Evan Almighty

directed by Tom Shadyac

Steve Carell is back in the sequel to the hit comedy Bruce Almighty, dishing out biblical lessons through family-oriented humor. Evan, a newly selected congressman, is hoping to serve his country, but when called upon by God (Morgan Freeman, of course) to build an ark that will serve all humanity, he realizes his calling is greater than he could’ve imagined. Carell is always entertaining, and jokes played off religion are an easy laugh, but can the film maintain its entertainment factor for its 90-minute running time? God willing, you’ll leave with a few good chuckles and maybe some moral gain. Say Amen, somebody.

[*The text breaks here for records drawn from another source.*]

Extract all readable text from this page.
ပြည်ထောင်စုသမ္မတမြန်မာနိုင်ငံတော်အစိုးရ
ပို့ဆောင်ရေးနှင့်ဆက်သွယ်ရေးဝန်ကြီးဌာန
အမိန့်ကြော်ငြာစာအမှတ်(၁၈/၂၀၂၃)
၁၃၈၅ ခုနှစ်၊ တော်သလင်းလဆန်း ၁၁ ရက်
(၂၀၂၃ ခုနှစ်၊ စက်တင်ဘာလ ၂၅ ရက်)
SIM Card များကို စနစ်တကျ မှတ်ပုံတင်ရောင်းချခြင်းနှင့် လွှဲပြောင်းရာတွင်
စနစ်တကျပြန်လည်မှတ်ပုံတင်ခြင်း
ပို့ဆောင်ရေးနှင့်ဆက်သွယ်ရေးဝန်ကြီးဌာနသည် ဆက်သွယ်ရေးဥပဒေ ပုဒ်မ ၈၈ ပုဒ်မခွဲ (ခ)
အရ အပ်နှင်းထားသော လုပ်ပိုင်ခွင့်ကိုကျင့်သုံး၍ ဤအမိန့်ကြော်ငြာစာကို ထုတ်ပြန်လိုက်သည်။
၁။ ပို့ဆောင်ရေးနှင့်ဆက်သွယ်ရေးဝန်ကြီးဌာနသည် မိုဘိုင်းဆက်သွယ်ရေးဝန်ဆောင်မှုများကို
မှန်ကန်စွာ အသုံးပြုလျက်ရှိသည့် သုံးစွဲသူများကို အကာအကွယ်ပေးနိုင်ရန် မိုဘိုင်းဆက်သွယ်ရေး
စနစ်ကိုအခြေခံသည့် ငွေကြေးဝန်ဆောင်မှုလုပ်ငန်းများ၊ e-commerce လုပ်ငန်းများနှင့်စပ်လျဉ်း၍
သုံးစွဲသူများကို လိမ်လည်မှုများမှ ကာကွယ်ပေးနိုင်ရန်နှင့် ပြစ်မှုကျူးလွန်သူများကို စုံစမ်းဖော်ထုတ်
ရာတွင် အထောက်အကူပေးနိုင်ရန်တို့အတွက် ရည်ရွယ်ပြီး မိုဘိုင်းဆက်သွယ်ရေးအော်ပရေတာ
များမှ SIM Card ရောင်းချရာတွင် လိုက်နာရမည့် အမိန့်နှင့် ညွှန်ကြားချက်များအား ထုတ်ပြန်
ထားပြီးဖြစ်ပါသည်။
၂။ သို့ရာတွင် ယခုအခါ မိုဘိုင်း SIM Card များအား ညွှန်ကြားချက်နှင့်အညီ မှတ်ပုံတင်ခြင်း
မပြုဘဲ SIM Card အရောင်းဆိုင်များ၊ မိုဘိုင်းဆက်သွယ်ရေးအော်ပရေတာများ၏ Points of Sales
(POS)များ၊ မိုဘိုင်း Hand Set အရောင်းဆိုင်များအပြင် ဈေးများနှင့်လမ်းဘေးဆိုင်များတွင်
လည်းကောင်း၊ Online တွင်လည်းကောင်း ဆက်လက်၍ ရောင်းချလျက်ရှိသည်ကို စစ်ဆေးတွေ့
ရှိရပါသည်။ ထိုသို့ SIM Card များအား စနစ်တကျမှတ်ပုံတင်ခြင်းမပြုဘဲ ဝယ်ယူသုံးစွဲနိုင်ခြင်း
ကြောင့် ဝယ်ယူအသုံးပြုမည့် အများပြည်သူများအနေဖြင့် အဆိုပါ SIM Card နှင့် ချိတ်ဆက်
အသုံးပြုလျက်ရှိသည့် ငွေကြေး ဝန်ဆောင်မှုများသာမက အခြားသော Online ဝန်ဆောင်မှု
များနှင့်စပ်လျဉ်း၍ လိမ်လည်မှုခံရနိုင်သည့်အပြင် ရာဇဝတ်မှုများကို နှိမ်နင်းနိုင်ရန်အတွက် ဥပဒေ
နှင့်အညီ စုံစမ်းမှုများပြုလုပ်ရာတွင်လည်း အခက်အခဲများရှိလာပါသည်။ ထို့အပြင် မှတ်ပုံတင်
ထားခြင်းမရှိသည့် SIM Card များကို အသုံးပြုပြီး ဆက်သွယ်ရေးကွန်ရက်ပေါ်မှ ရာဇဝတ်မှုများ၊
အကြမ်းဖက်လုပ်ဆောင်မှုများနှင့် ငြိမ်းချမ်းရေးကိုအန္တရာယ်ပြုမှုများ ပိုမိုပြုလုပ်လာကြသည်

directed by Mikael Hafstrom

It seems that as the horror market grows, even actors better known for their comedic turns like Jim Carrey and now John Cusack are trying their hand at fright (and, well, we all remember how well The Number 23 was received… or more likely don’t remember it at all). A far cry from romantic comedies like High Fidelity or Say Anything, this Stephen King thriller, about a paranormal investigative writer who takes his chances by staying in an allegedly haunted hotel room, claims to terrify audiences. Any hopes that the deadly room is a myth are quickly debunked. It’s a little hard to take 1408 seriously though when images of a lovesick teen holding a boom box over his head get in the way.

A Mighty Heart

directed by Michael Winterbottom

Oscar alert! Angelina Jolie lands a dream role, her chance for a shot at Best Lead Actress (to match her Best Supporting Actress statue for Girl, Interrupted), playing Mariane Pearl in the harrowing, true story of a woman struggling to save her husband, Daniel (Dan Futterman), the American reporter who was brutally murdered by a Pakistani militant group in 2002. Although Mrs. Pearl is of mixed race, Jolie manages to look uncannily like her, and apparently it was Mrs. Pearl’s request that Jolie have the part (though Brad Pitt did produce the film…). A Mighty Heart promises to be the most heart-wrenching film of summer. Bring tissues and a loved one.

You Kill Me

directed by John Dahl

Oh, another Hollywood contribution to women’s rights where the on-screen couple involves a young hot woman with a male partner who could be her father. In You Kill Me, Ben Kingsley is a hit man whose drinking has gotten the best of him, so he’s sent away by his Polish mob family to sober up in San Francisco. Working at a mortuary he befriends the “tart-tongued” Laurel (Téa Leoni) and the two form an unlikely partnership. Luke Wilson and Dennis Farina also star in this black comedy.